Что за массу очаровательных женских лиц видишь на наших петербургских балах! Некоторых прямо хочется поцеловать. Мне очень часто хочется поцеловать красивое женское лицо, мужское никогда… А сегодня? Я поднимаю глаза на моего соседа — он внимательно читает. Я тихонько беру альбом и, закрывшись газетой, быстро украдкой черчу его наклоненное над книгой лицо, Поезд замедляет ход. Станция. Я быстро захлопываю альбом. Мой спутник тоже поднимается.
Я сижу в буфете и ем борщ. Вот в чем дело! Я была голодна, оттого и нервничала. Сегодня я не завтракала — так расстроила меня разлука с Ильей.
Мне вдруг делается легко и весело. Я посматриваю кругом на суетящихся людей; ищу в толпе красивые и типичные лица, любуюсь лучами заходящего солнца, красиво падающими на массу стаканов на буфетной стойке, Какой красивый блик на лиловой блузке этой дамы у окна…

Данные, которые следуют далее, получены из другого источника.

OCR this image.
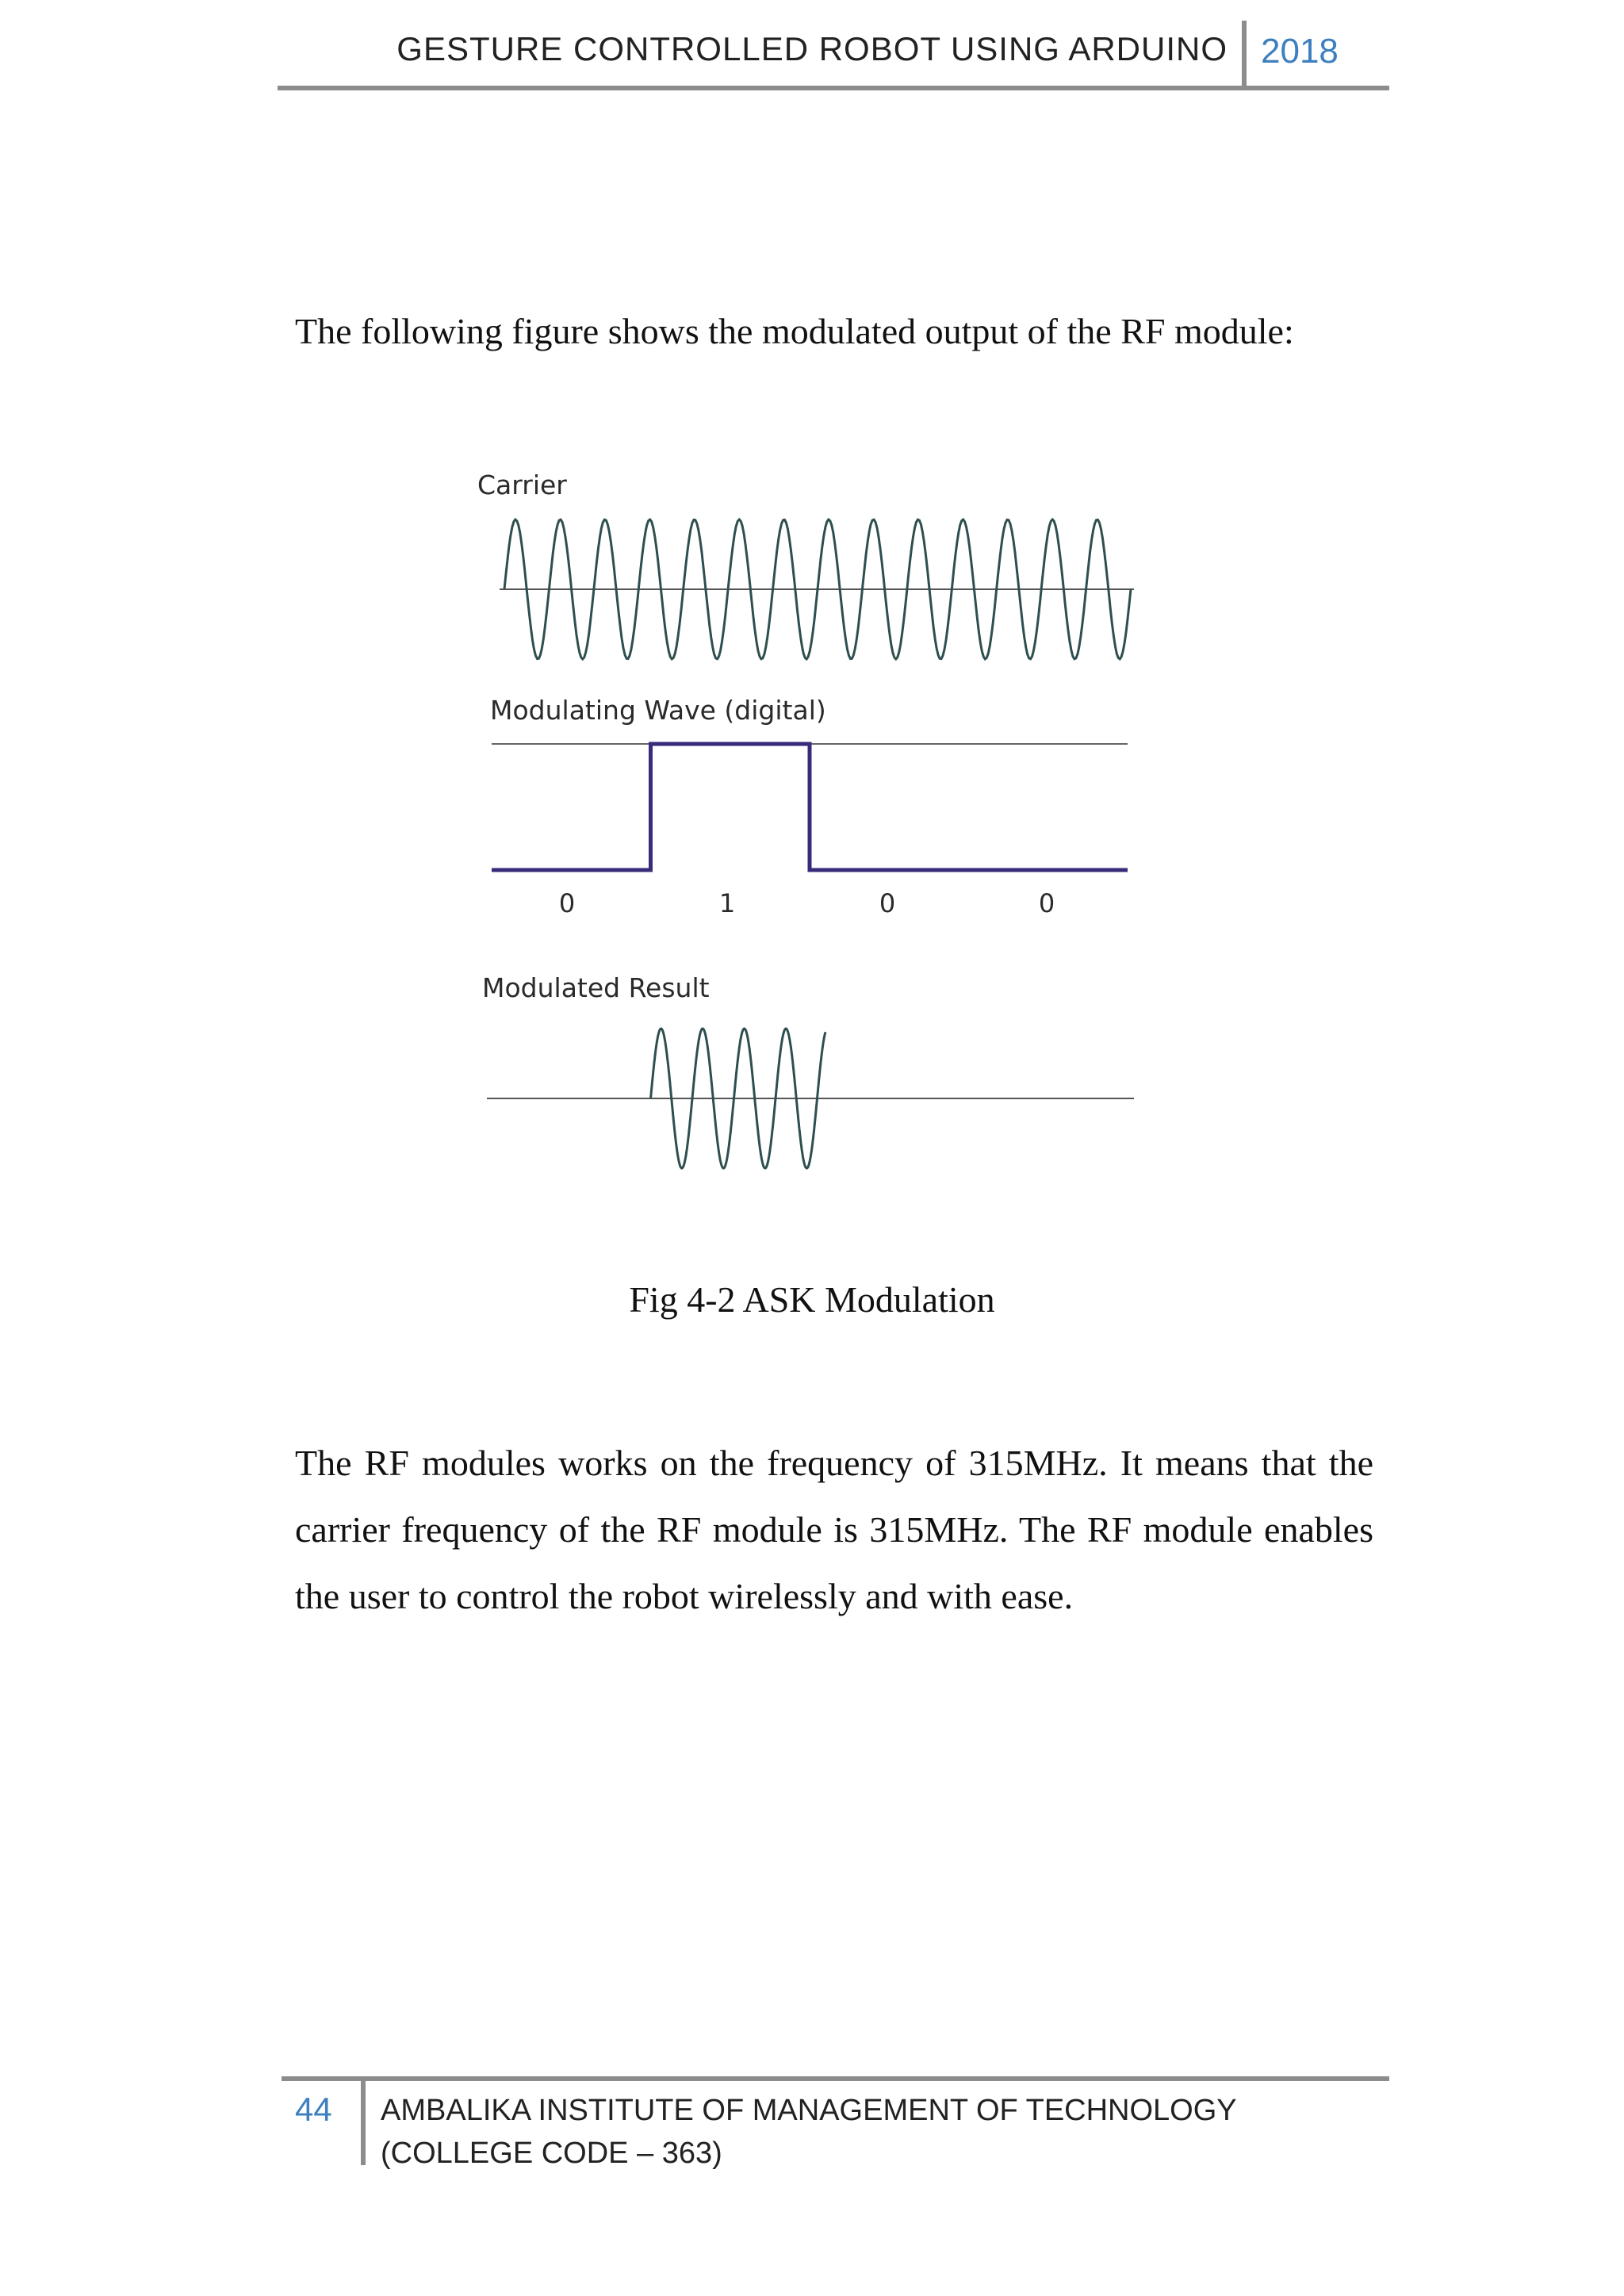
GESTURE CONTROLLED ROBOT USING ARDUINO 2018
The following figure shows the modulated output of the RF module:
Carrier
Modulating Wave (digital)
0	1	0	0
Modulated Result
Fig 4-2 ASK Modulation
The RF modules works on the frequency of 315MHz. It means that the carrier frequency of the RF module is 315MHz. The RF module enables the user to control the robot wirelessly and with ease.
44 AMBALIKA INSTITUTE OF MANAGEMENT OF TECHNOLOGY (COLLEGE CODE – 363)
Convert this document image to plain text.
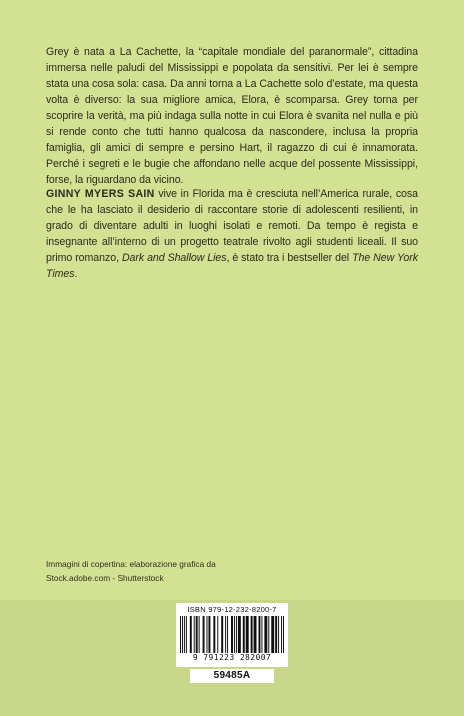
Grey è nata a La Cachette, la “capitale mondiale del paranormale”, cittadina immersa nelle paludi del Mississippi e popolata da sensitivi. Per lei è sempre stata una cosa sola: casa. Da anni torna a La Cachette solo d’estate, ma questa volta è diverso: la sua migliore amica, Elora, è scomparsa. Grey torna per scoprire la verità, ma più indaga sulla notte in cui Elora è svanita nel nulla e più si rende conto che tutti hanno qualcosa da nascondere, inclusa la propria famiglia, gli amici di sempre e persino Hart, il ragazzo di cui è innamorata. Perché i segreti e le bugie che affondano nelle acque del possente Mississippi, forse, la riguardano da vicino.

GINNY MYERS SAIN vive in Florida ma è cresciuta nell’America rurale, cosa che le ha lasciato il desiderio di raccontare storie di adolescenti resilienti, in grado di diventare adulti in luoghi isolati e remoti. Da tempo è regista e insegnante all’interno di un progetto teatrale rivolto agli studenti liceali. Il suo primo romanzo, Dark and Shallow Lies, è stato tra i bestseller del The New York Times.

Immagini di copertina: elaborazione grafica da
Stock.adobe.com - Shutterstock
ISBN 979-12-232-8200-7
9 791223 282007
59485A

— Ну, можно ли быть такой неосторожной! — говорит кто-то, и рука в серой шведской перчатке кладет рядом со мной мою сумочку.
Вот так штука! Как я могла обронить ее, выходя из вагона? Положим, деньги и паспорт у меня за корсажем, но там портмоне с мелочью, билет, багажная квитанция!
— Ах, я, разиня! — восклицаю я, застыв с ложкой в одной руке и куском хлеба в другой.
Смеюсь и благодарю моего спутника.
Он что-то заказывает подскочившему лакею и просит позволения сесть за мой столик. Мы болтаем весело, непринужденно. Он подсмеивается над рассеянностью дам, над моим аппетитом, уверяя, что теперь он не боится за мое здоровье, а то сегодня я его прямо испугала. Он снял перчатки, я смотрю на его руки.
Руки у него довольно большие, не аристократические, как говорят, но пальцы длинные и ногти хорошо отделаны; на мизинце левой руки широкое золотое кольцо с хорошим рубином.
Кто он такой? Тоже художник, музыкант или странствующий «знатный иностранец»? И словно на мой мысленный вопрос, он шутя замечает, что ему пора представиться, и подает мне свою карточку, извиняясь, что карточка деловая.
«Эдгар Карлович Старк
Представитель торговли деревом Оже и К°.
Париж, Дижон, Марсель».
Мне смешно. А я-то решила, что он музыкант и «знатный иностранец»!
Сама не знаю почему, я делаюсь ужасно весела, болтаю без умолка, даже делаю глазки какому-то местному армейскому офицеру, который крутит усы и бросает на меня победоносные взгляды.
Звонок. Мы спешим в вагон.
Теперь мы оба болтаем беспрерывно.
Странный разговор. Мы будто торопимся говорить, узнать мнение друг друга о самых разнообразных предметах, рассказываем друг другу эпизоды из нашего детства и наших путешествий, перескакиваем от музыки к политике, от литературы к театру. Спорим и соглашаемся — а белая ночь наступила. Я обращаю его внимание на красоту этой ночи, и он мне передает свое первое впечатление от такой ночи, где-то в лесу, в Норвегии, и разговор наш делается еще страннее: это какие-то отрывки стихов, обрывки фраз, строфы из любимых авторов…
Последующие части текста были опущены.